Eccentric Michelin-starred chef Pierre Wind takes Monocle on a gastro-tour of Scheveningen, The Hague’s seaside neighbourhood, showing us where he buys the best oysters and juicy ham for his dog.
Michelin-starred chef Pierre Wind lives in Scheveningen, the seaside district of The Hague. If it were up to him, this is where he would create the world’s first “flavour village”. “We are known for peace and justice in The Hague,” says Wind. “Food blends with that perfectly. It unites them.”

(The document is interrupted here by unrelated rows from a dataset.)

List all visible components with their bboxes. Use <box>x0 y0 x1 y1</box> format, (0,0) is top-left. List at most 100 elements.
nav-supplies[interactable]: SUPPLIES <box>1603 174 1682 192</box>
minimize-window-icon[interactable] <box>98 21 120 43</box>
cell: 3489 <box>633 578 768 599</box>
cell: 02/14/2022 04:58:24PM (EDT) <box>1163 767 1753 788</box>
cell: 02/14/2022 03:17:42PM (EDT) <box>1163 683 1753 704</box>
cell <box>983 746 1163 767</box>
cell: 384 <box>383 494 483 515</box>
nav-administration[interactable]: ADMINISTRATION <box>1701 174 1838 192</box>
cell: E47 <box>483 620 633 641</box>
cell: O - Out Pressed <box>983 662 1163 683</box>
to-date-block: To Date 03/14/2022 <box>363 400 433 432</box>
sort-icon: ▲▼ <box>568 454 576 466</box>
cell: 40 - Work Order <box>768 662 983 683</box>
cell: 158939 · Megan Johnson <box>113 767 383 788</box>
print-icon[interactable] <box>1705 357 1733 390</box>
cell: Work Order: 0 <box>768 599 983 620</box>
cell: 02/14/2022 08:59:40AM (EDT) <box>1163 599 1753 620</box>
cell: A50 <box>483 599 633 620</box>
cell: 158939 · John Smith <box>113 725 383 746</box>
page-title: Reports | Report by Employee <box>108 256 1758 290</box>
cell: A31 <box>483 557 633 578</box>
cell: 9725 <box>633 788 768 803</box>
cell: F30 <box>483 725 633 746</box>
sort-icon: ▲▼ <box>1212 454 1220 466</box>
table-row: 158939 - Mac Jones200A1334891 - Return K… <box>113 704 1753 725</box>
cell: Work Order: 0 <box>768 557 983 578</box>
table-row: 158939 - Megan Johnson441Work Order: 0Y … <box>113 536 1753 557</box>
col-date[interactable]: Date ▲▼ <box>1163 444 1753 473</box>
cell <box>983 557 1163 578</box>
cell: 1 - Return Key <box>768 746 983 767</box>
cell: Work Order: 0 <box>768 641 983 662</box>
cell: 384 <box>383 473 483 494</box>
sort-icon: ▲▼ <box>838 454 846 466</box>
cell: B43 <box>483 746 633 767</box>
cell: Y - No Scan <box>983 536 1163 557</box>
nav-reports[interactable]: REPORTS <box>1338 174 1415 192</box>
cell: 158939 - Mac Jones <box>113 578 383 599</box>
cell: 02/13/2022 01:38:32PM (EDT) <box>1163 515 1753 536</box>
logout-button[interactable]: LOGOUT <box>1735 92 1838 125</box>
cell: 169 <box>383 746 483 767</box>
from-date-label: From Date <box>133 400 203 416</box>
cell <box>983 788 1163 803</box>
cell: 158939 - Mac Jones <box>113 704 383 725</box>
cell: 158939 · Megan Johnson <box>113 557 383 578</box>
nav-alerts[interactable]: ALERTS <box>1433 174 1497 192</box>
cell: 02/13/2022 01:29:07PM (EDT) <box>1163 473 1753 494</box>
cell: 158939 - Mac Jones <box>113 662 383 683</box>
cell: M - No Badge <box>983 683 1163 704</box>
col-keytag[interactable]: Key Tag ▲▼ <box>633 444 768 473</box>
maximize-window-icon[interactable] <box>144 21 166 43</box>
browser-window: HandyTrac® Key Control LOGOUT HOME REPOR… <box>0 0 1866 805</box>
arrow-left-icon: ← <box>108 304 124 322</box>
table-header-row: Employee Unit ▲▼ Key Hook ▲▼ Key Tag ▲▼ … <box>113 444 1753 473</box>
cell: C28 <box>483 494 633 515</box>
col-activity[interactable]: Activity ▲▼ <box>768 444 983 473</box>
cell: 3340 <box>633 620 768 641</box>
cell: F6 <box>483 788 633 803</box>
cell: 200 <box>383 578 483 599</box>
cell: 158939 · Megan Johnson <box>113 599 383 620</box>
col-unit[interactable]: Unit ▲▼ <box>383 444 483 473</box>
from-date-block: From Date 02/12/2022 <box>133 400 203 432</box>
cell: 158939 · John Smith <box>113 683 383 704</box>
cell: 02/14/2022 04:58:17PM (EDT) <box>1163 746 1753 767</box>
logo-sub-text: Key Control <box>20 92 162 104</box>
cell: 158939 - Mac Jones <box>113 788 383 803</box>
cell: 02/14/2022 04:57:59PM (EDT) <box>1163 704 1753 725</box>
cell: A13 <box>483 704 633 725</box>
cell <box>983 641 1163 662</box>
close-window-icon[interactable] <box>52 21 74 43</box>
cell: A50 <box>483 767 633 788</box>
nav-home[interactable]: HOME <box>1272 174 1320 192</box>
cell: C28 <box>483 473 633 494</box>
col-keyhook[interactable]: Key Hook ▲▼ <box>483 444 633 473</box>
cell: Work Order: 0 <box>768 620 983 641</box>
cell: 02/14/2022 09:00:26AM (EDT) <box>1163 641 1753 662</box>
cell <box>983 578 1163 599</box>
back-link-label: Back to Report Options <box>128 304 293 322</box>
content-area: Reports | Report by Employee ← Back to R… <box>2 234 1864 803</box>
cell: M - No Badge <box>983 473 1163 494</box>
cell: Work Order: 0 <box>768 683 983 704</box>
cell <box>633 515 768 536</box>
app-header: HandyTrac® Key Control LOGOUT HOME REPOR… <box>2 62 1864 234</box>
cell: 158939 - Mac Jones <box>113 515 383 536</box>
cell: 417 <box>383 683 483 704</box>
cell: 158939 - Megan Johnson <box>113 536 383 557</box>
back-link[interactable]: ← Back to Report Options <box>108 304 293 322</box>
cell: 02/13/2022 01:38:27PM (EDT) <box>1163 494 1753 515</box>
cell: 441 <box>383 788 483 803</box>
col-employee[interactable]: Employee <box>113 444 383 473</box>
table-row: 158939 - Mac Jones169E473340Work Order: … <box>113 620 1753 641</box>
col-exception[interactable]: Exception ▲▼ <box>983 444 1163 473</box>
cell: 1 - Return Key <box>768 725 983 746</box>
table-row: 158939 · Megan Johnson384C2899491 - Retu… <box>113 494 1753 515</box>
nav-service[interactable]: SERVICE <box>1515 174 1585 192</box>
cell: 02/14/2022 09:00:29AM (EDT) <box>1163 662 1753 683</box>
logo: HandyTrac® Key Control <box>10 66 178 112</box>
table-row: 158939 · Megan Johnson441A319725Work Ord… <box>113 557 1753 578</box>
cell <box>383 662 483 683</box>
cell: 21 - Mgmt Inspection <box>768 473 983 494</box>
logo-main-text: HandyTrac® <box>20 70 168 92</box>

Having earned his Michelin stars, Wind now only cooks his ingenious signature dishes – chocolate banana sushi and sauerkraut ice cream – for clients in restaurants he sets up for one day or at culinary events. Recently, he was asked by the National Archive for recipes using the Darwin tulip. “Tulips taste great raw, as chips or when you brew the petals as a bavarois,” he says. His first love, though, is fish. As a member of Vispact, a group aiming to strengthen Scheveningen’s position as a centre for fish, Wind wants to maintain old traditions. “I’d like to keep the herring man cleaning his fish, for instance, bringing back the nostalgia and giving more élan to what used to be a prosperous fishing village,” he says. “Some children think fish are rectangular, like fishsticks,” adds Wind, who made it his mission to introduce taste lessons in primary schools. “I’d like to give kids a healthier choice through education.”
This is also something he takes home. Wind clearly loves eating out but he says he prefers to eat in, especially when his 13-year-old daughter is cooking. Together they wrote The Flavour Fun Park, which won the Gourmand Award for the best food title for children.
Thanks to his parents-in-law, who are from Scheveningen, Wind was accepted into the tight community when he moved to the village. “I live in an old fishermen’s street 500m from the beach and 500m from the harbour,” he says. “Maybe one day I’ll live on a farm, grow my own fruit and veg and have a pig and a cow, but for now the sea and its fish, as well as the exclusive foodies on the Frederik Hendriklaan, make this my perfect place to be.”
Monocle meets Wind at his local, Kicking Horse, a coffee and lunch spot inside the bookstore Paagman on the Frederik Hendriklaan. “I normally come here with Mr Teun, my dog. We always sit together at the bar. Mr Teun there,” he says, pointing at the stool next to him, “and I here to enjoy a macchiato in a little glass.”
After coffee, he heads for Offers & Offers, an artisan butcher with a large assortment of hams and sausages. Wind orders a beautiful piece of ham for the dog. “They also have delicious home-smoked rib-eye but Mr Teun prefers the ham. What can I say?”
Further down the street, Wind catches up with Jan Brand from Brand Groente & Fruit, a fruit and veg stall with more than 106 years of experience. “Jan keeps me up to date with the newest produce,” says Wind, “like the mineola, a cross between a tangerine and a grapefruit – very sweet.”
Organic supermarket Gaia is next on his route. “I prefer not to know what the products are so I can experiment for myself,” he says. Another favourite is Hans & Frans, maker of the traditional Dutch currant bread, Haagse Kakker.
To enjoy fresh oysters, Wind heads to Simonis, an establishment inside a fish auctioneers. And for the best quality Dutch finger food, such as croquettes and frikandellen, he hits Wassenaar Snacks, a bar that he has awarded two “snack stars”.
Obviously, Wind knows his way around the bay and although he loves fish, he describes his character more akin to that of a Dutch sausage stamppot. “The sausage stands for the combination of my crazy ideas,” he says. “And the stamppot – potatoes and vegetables stamped together – represents my strength for translating my ideas into reality.”
Pierre Wind’s ’hood, Scheveningen, is the seaside district of The Hague. Originally a fishermen’s village with its own folkloric costume, this Dutch tongue-twister gained royal approval when King William of the Netherlands landed here on his return from exile in England after Napoleon’s occupation. Even today, the inhabitants still love the Orange Royal House. With its boulevard and pier, Scheveningen is a sweet summer location with the monumental German-designed Kurhaus hotel as its central point.